General characteristics
- Class & type: Bronstein class frigate
- Displacement: approx. 2,650 tons full load
- Length: 371.4 ft (113.2 m)
- Beam: 40.4 ft (12.3 m)
- Draft: 23 ft (7.0 m)
- Propulsion: 2 Foster-Wheeler boilers; 1 Westinghouse geared turbine; 35,000shp; 1 shaft
- Speed: 26 knots
- Complement: 16 officers, 183 enlisted
- Sensors & processing systems: AN/SPS-10 surface search radar; AN/SPS-40 air search radar; AN/SPG-35 Gun fire control radar; AN/SQS-26 bow-mounted sonar; AN/SQR-15 towed sonar array;
- Armament: one Mk-16 missile launcher for RUR-5 ASROC missiles; two Mk-33 3 in (76 mm) caliber guns (one mount); Mk 46 torpedoes from two Mk 32 triple tube mounts;
- Aircraft carried: None / QH-50 DASH

= USS Bronstein (FF-1037) =

American ship commissioned in 1963

USS Bronstein (FF-1037) was the lead ship of her class in the United States Navy. She was named in honor of Assistant Surgeon Ben Richard Bronstein, who was killed in action on 28 February 1942 when was sunk by a German U-boat off Cape May, New Jersey.

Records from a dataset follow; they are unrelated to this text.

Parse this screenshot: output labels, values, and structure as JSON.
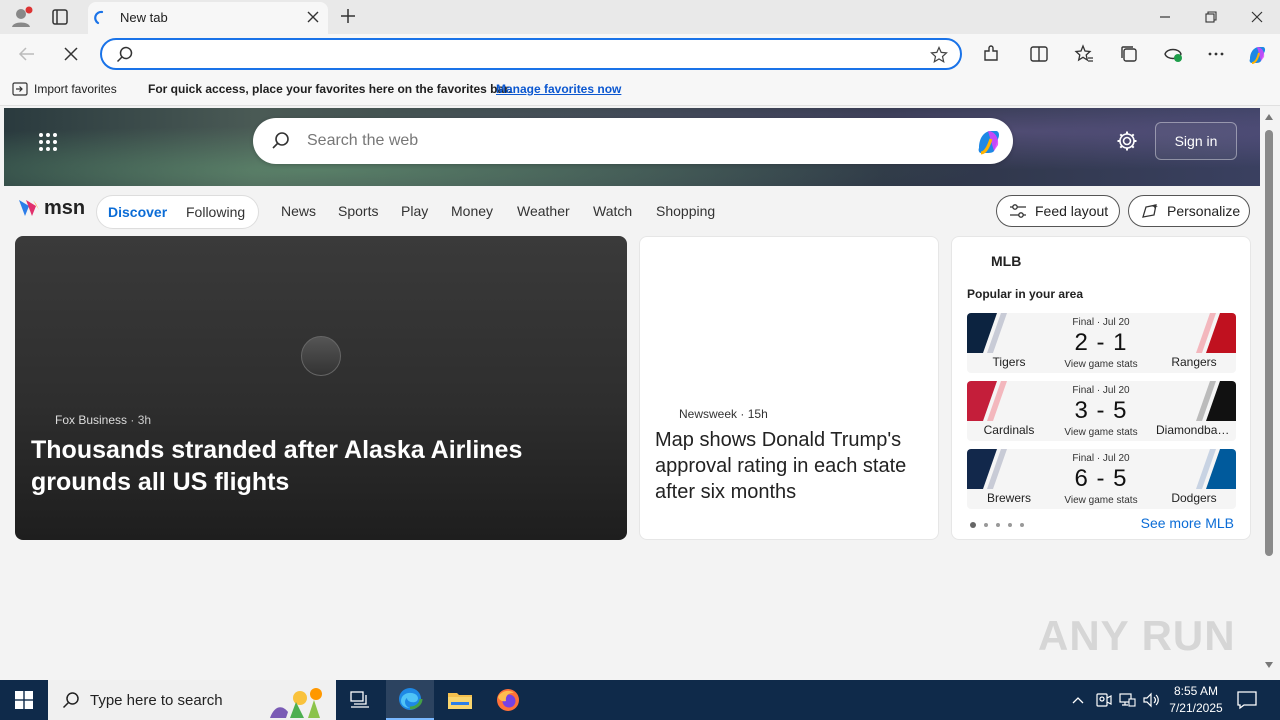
{
  "browser": {
    "tab_title": "New tab",
    "address_value": "",
    "favorites": {
      "import_label": "Import favorites",
      "message": "For quick access, place your favorites here on the favorites bar.",
      "manage_link": "Manage favorites now"
    }
  },
  "msn": {
    "search_placeholder": "Search the web",
    "sign_in": "Sign in",
    "logo_text": "msn",
    "nav": {
      "discover": "Discover",
      "following": "Following",
      "links": [
        "News",
        "Sports",
        "Play",
        "Money",
        "Weather",
        "Watch",
        "Shopping"
      ],
      "feed_layout": "Feed layout",
      "personalize": "Personalize"
    },
    "main_story": {
      "source": "Fox Business",
      "age": "3h",
      "headline": "Thousands stranded after Alaska Airlines grounds all US flights"
    },
    "second_story": {
      "source": "Newsweek",
      "age": "15h",
      "headline": "Map shows Donald Trump's approval rating in each state after six months"
    },
    "sports": {
      "league": "MLB",
      "subtitle": "Popular in your area",
      "games": [
        {
          "status": "Final · Jul 20",
          "score": "2 - 1",
          "stats": "View game stats",
          "home": "Tigers",
          "away": "Rangers",
          "home_color": "#0c2340",
          "away_color": "#c0111f"
        },
        {
          "status": "Final · Jul 20",
          "score": "3 - 5",
          "stats": "View game stats",
          "home": "Cardinals",
          "away": "Diamondbacks",
          "home_color": "#c41e3a",
          "away_color": "#111111"
        },
        {
          "status": "Final · Jul 20",
          "score": "6 - 5",
          "stats": "View game stats",
          "home": "Brewers",
          "away": "Dodgers",
          "home_color": "#12284b",
          "away_color": "#005a9c"
        }
      ],
      "see_more": "See more MLB"
    }
  },
  "watermark": "ANY RUN",
  "taskbar": {
    "search_placeholder": "Type here to search",
    "time": "8:55 AM",
    "date": "7/21/2025"
  },
  "colors": {
    "accent": "#1a73e8",
    "msn_blue": "#0b6cd6",
    "taskbar": "#0f2a4a"
  }
}
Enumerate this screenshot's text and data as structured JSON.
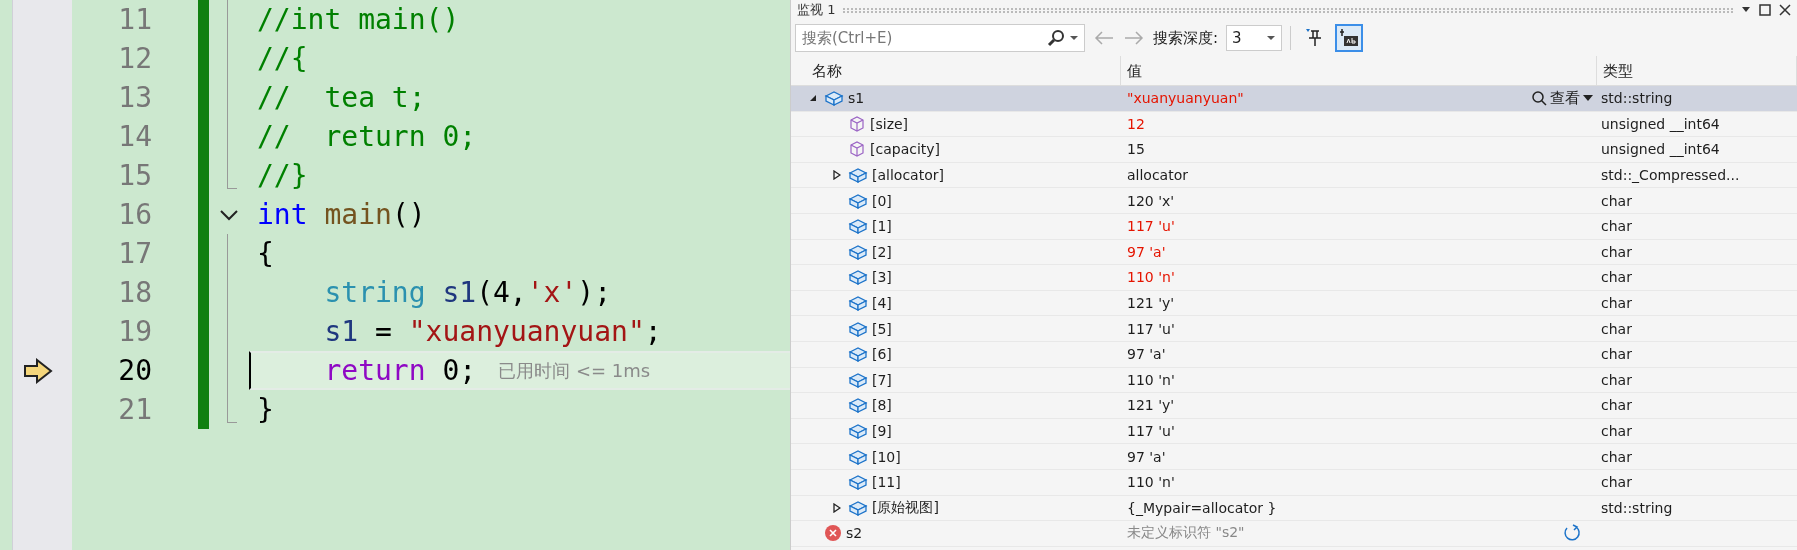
{
  "editor": {
    "lines": [
      {
        "number": "11",
        "current": false,
        "tokens": [
          {
            "kind": "comment",
            "text": "//int main()"
          }
        ]
      },
      {
        "number": "12",
        "current": false,
        "tokens": [
          {
            "kind": "comment",
            "text": "//{"
          }
        ]
      },
      {
        "number": "13",
        "current": false,
        "tokens": [
          {
            "kind": "comment",
            "text": "//  tea t;"
          }
        ]
      },
      {
        "number": "14",
        "current": false,
        "tokens": [
          {
            "kind": "comment",
            "text": "//  return 0;"
          }
        ]
      },
      {
        "number": "15",
        "current": false,
        "tokens": [
          {
            "kind": "comment",
            "text": "//}"
          }
        ]
      },
      {
        "number": "16",
        "current": false,
        "expanded": true,
        "tokens": [
          {
            "kind": "keyword",
            "text": "int"
          },
          {
            "kind": "function",
            "text": " main"
          },
          {
            "kind": "plain",
            "text": "()"
          }
        ]
      },
      {
        "number": "17",
        "current": false,
        "tokens": [
          {
            "kind": "plain",
            "text": "{"
          }
        ]
      },
      {
        "number": "18",
        "current": false,
        "tokens": [
          {
            "kind": "type",
            "text": "    string"
          },
          {
            "kind": "variable",
            "text": " s1"
          },
          {
            "kind": "plain",
            "text": "(4,"
          },
          {
            "kind": "string",
            "text": "'x'"
          },
          {
            "kind": "plain",
            "text": ");"
          }
        ]
      },
      {
        "number": "19",
        "current": false,
        "tokens": [
          {
            "kind": "variable",
            "text": "    s1"
          },
          {
            "kind": "plain",
            "text": " = "
          },
          {
            "kind": "string",
            "text": "\"xuanyuanyuan\""
          },
          {
            "kind": "plain",
            "text": ";"
          }
        ]
      },
      {
        "number": "20",
        "current": true,
        "hint": "已用时间 <= 1ms",
        "tokens": [
          {
            "kind": "control",
            "text": "    return"
          },
          {
            "kind": "plain",
            "text": " 0;"
          }
        ]
      },
      {
        "number": "21",
        "current": false,
        "tokens": [
          {
            "kind": "plain",
            "text": "}"
          }
        ]
      }
    ]
  },
  "watch": {
    "title": "监视 1",
    "search": {
      "placeholder": "搜索(Ctrl+E)"
    },
    "depth_label": "搜索深度:",
    "depth_value": "3",
    "toggles": [
      {
        "kind": "pin",
        "selected": false
      },
      {
        "kind": "raw",
        "selected": true
      }
    ],
    "columns": [
      "名称",
      "值",
      "类型"
    ],
    "rows": [
      {
        "kind": "object",
        "name": "s1",
        "value": "\"xuanyuanyuan\"",
        "changed": true,
        "type": "std::string",
        "selected": true,
        "expanded": true,
        "view_label": "查看",
        "children": [
          {
            "kind": "member",
            "name": "[size]",
            "value": "12",
            "changed": true,
            "type": "unsigned __int64",
            "selected": false
          },
          {
            "kind": "member",
            "name": "[capacity]",
            "value": "15",
            "changed": false,
            "type": "unsigned __int64",
            "selected": false
          },
          {
            "kind": "object",
            "name": "[allocator]",
            "value": "allocator",
            "changed": false,
            "type": "std::_Compressed...",
            "selected": false,
            "expanded": false
          },
          {
            "kind": "object",
            "name": "[0]",
            "value": "120 'x'",
            "changed": false,
            "type": "char",
            "selected": false
          },
          {
            "kind": "object",
            "name": "[1]",
            "value": "117 'u'",
            "changed": true,
            "type": "char",
            "selected": false
          },
          {
            "kind": "object",
            "name": "[2]",
            "value": "97 'a'",
            "changed": true,
            "type": "char",
            "selected": false
          },
          {
            "kind": "object",
            "name": "[3]",
            "value": "110 'n'",
            "changed": true,
            "type": "char",
            "selected": false
          },
          {
            "kind": "object",
            "name": "[4]",
            "value": "121 'y'",
            "changed": false,
            "type": "char",
            "selected": false
          },
          {
            "kind": "object",
            "name": "[5]",
            "value": "117 'u'",
            "changed": false,
            "type": "char",
            "selected": false
          },
          {
            "kind": "object",
            "name": "[6]",
            "value": "97 'a'",
            "changed": false,
            "type": "char",
            "selected": false
          },
          {
            "kind": "object",
            "name": "[7]",
            "value": "110 'n'",
            "changed": false,
            "type": "char",
            "selected": false
          },
          {
            "kind": "object",
            "name": "[8]",
            "value": "121 'y'",
            "changed": false,
            "type": "char",
            "selected": false
          },
          {
            "kind": "object",
            "name": "[9]",
            "value": "117 'u'",
            "changed": false,
            "type": "char",
            "selected": false
          },
          {
            "kind": "object",
            "name": "[10]",
            "value": "97 'a'",
            "changed": false,
            "type": "char",
            "selected": false
          },
          {
            "kind": "object",
            "name": "[11]",
            "value": "110 'n'",
            "changed": false,
            "type": "char",
            "selected": false
          },
          {
            "kind": "object",
            "name": "[原始视图]",
            "value": "{_Mypair=allocator }",
            "changed": false,
            "type": "std::string",
            "selected": false,
            "expanded": false
          }
        ]
      },
      {
        "kind": "error",
        "name": "s2",
        "value": "未定义标识符 \"s2\"",
        "selected": false,
        "refresh": true
      }
    ]
  }
}
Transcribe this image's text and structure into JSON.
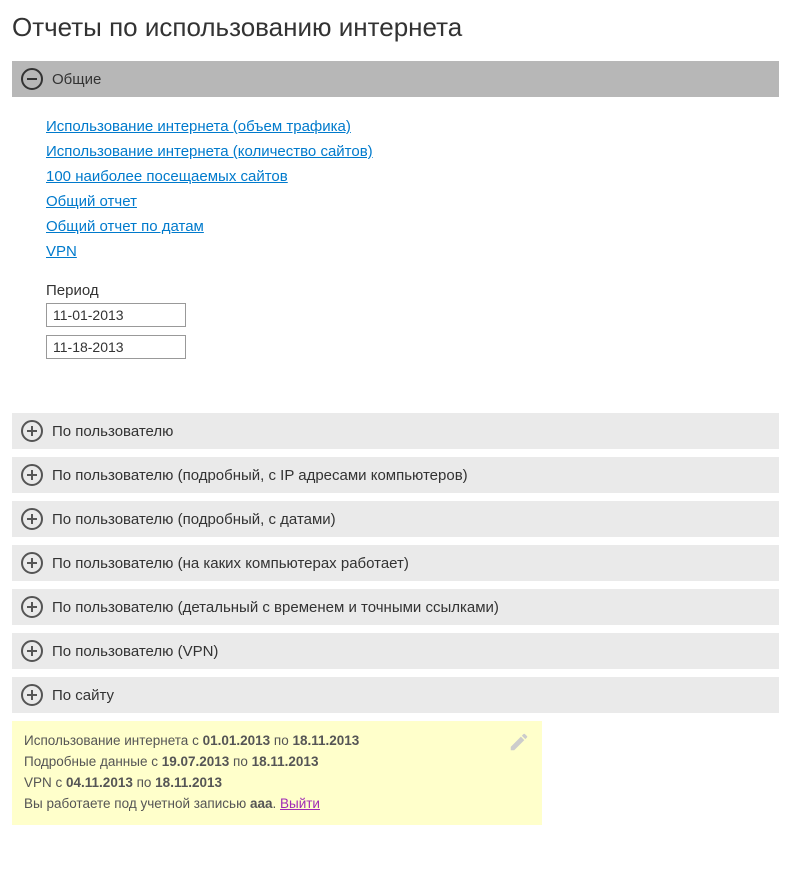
{
  "page_title": "Отчеты по использованию интернета",
  "sections": [
    {
      "title": "Общие",
      "expanded": true
    },
    {
      "title": "По пользователю",
      "expanded": false
    },
    {
      "title": "По пользователю (подробный, с IP адресами компьютеров)",
      "expanded": false
    },
    {
      "title": "По пользователю (подробный, с датами)",
      "expanded": false
    },
    {
      "title": "По пользователю (на каких компьютерах работает)",
      "expanded": false
    },
    {
      "title": "По пользователю (детальный с временем и точными ссылками)",
      "expanded": false
    },
    {
      "title": "По пользователю (VPN)",
      "expanded": false
    },
    {
      "title": "По сайту",
      "expanded": false
    }
  ],
  "general": {
    "links": [
      "Использование интернета (объем трафика)",
      "Использование интернета (количество сайтов)",
      "100 наиболее посещаемых сайтов",
      "Общий отчет",
      "Общий отчет по датам",
      "VPN"
    ],
    "period_label": "Период",
    "date_from": "11-01-2013",
    "date_to": "11-18-2013"
  },
  "info": {
    "line1_prefix": "Использование интернета с ",
    "line1_date1": "01.01.2013",
    "line1_mid": " по ",
    "line1_date2": "18.11.2013",
    "line2_prefix": "Подробные данные с ",
    "line2_date1": "19.07.2013",
    "line2_mid": " по ",
    "line2_date2": "18.11.2013",
    "line3_prefix": "VPN с ",
    "line3_date1": "04.11.2013",
    "line3_mid": " по ",
    "line3_date2": "18.11.2013",
    "line4_prefix": "Вы работаете под учетной записью ",
    "account": "aaa",
    "dot": ". ",
    "logout": "Выйти"
  }
}
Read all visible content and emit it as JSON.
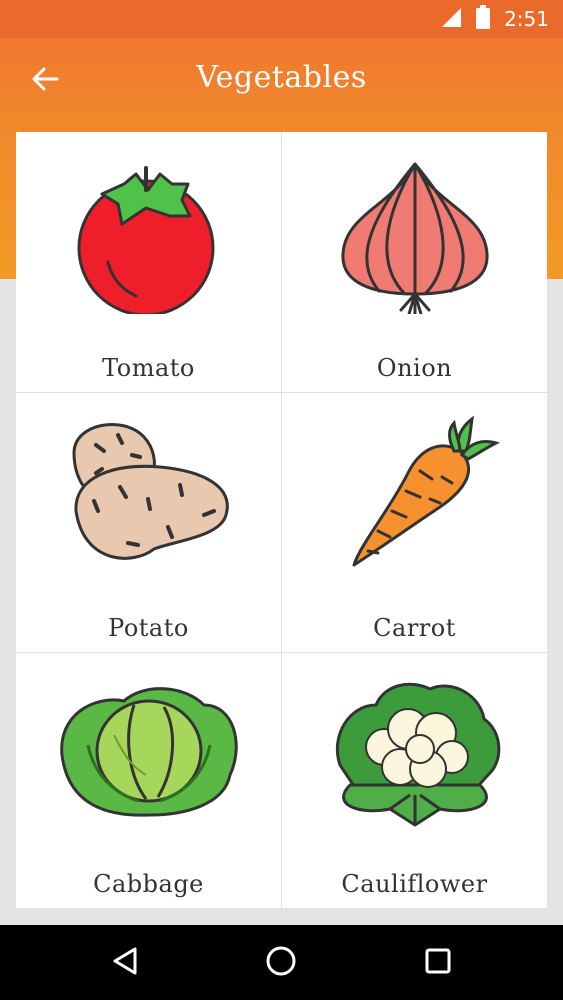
{
  "status_bar": {
    "time": "2:51",
    "signal_icon": "signal-icon",
    "battery_icon": "battery-icon"
  },
  "app_bar": {
    "title": "Vegetables",
    "back_icon": "arrow-back-icon"
  },
  "colors": {
    "header_top": "#ef7230",
    "header_bottom": "#f29a26",
    "background": "#e4e4e4",
    "card": "#ffffff",
    "nav": "#000000"
  },
  "items": [
    {
      "label": "Tomato",
      "icon": "tomato-icon"
    },
    {
      "label": "Onion",
      "icon": "onion-icon"
    },
    {
      "label": "Potato",
      "icon": "potato-icon"
    },
    {
      "label": "Carrot",
      "icon": "carrot-icon"
    },
    {
      "label": "Cabbage",
      "icon": "cabbage-icon"
    },
    {
      "label": "Cauliflower",
      "icon": "cauliflower-icon"
    }
  ],
  "nav_bar": {
    "back_icon": "nav-back-icon",
    "home_icon": "nav-home-icon",
    "recents_icon": "nav-recents-icon"
  }
}
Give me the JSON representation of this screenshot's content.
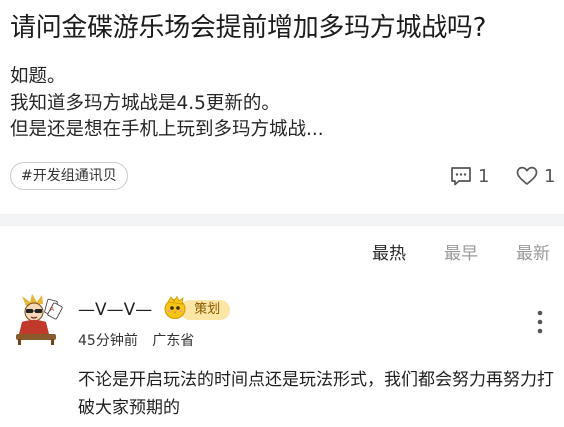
{
  "post": {
    "title": "请问金碟游乐场会提前增加多玛方城战吗?",
    "body_lines": [
      "如题。",
      "我知道多玛方城战是4.5更新的。",
      "但是还是想在手机上玩到多玛方城战..."
    ],
    "tag": "#开发组通讯贝",
    "comment_count": "1",
    "like_count": "1"
  },
  "sort_tabs": [
    "最热",
    "最早",
    "最新"
  ],
  "comment": {
    "author": "—V—V—",
    "role_badge": "策划",
    "time": "45分钟前",
    "location": "广东省",
    "text": "不论是开启玩法的时间点还是玩法形式，我们都会努力再努力打破大家预期的"
  },
  "icons": {
    "comment": "comment-bubble-icon",
    "like": "heart-outline-icon",
    "more": "more-vertical-icon",
    "badge": "bird-mascot-icon"
  },
  "colors": {
    "badge_bg": "#fbe6a6",
    "badge_text": "#8a5a00",
    "divider": "#f3f4f6",
    "muted": "#9a9a9a"
  }
}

Bronstein was commissioned on 16 June 1963 as DE-1037 under the command of Stanley Thomas Counts. She was decommissioned 13 December 1990 and struck from the Navy list on 4 October 1991.

Bronstein was disposed of through the Security Assistance Program as a foreign military sale on 12 November 1993. She was transferred to Mexico on 12 November 1993 where she served as ARM Hermenegildo Galeana (F202).